Research Implications

While scoring performance comparisons help us evaluate whether these models are able to ace the NEET-2023 exam or not, prediction performance comparisons help us evaluate their long-term performance beyond NEET 2023. The models’ predictive accuracy rates match their scoring performance. GPT-4 demonstrated the highest accuracy rate among the 3 models, indicating its superior capability to provide correct responses and its reliability as an accurate study partner. However, there is still plenty of room for improvement since its accuracy was only at 54.3% (95/175), suggesting that anyone using this model for exam preparation would be exposed to a little over 50% (100/200) of accurate information. GPT-3.5 (64/175, 37.6%) and Bard (58/175, 33.1%) had similar overall accuracy rates that are much lower compared to GPT-4’s, suggesting that these 2 models would require significant fine-tuning to qualify as reliable study aids for NEET.
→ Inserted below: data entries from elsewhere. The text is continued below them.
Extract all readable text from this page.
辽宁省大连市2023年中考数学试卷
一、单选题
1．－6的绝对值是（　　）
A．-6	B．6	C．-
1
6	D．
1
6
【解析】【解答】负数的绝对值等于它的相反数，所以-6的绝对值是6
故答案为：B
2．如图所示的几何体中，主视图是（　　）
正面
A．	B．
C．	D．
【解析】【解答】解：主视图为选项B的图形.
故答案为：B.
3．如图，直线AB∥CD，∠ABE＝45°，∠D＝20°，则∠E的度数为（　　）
The subject- and topic-level accuracy comparisons highlight specific areas where these models could benefit from domain-specific enhancements. GPT-4 demonstrated superior accuracy across all 3 subjects and 15 topics but required further improvements in 3 topics, that is, ecosystem and environmental issues, plant kingdom, and inorganic chemistry. GPT-4 excelled in at least 1 topic from each subject category, including simple harmonic motion and waves and optics in physics, physical chemistry in chemistry, and evolution and biotechnology in biology. Bard excelled in simple harmonic motion and waves, and GPT-3.5 notably excelled in inorganic chemistry. GPT-3.5, besides requiring improvements in its overall prediction capabilities, needs to develop predictive expertise in population and ecology (biology) and simple harmonic motion and waves (physics). Similarly, Bard needs to develop predictive capabilities in modern physics and electronics and optics, in addition to requiring substantial enhancements in its overall predictive capabilities.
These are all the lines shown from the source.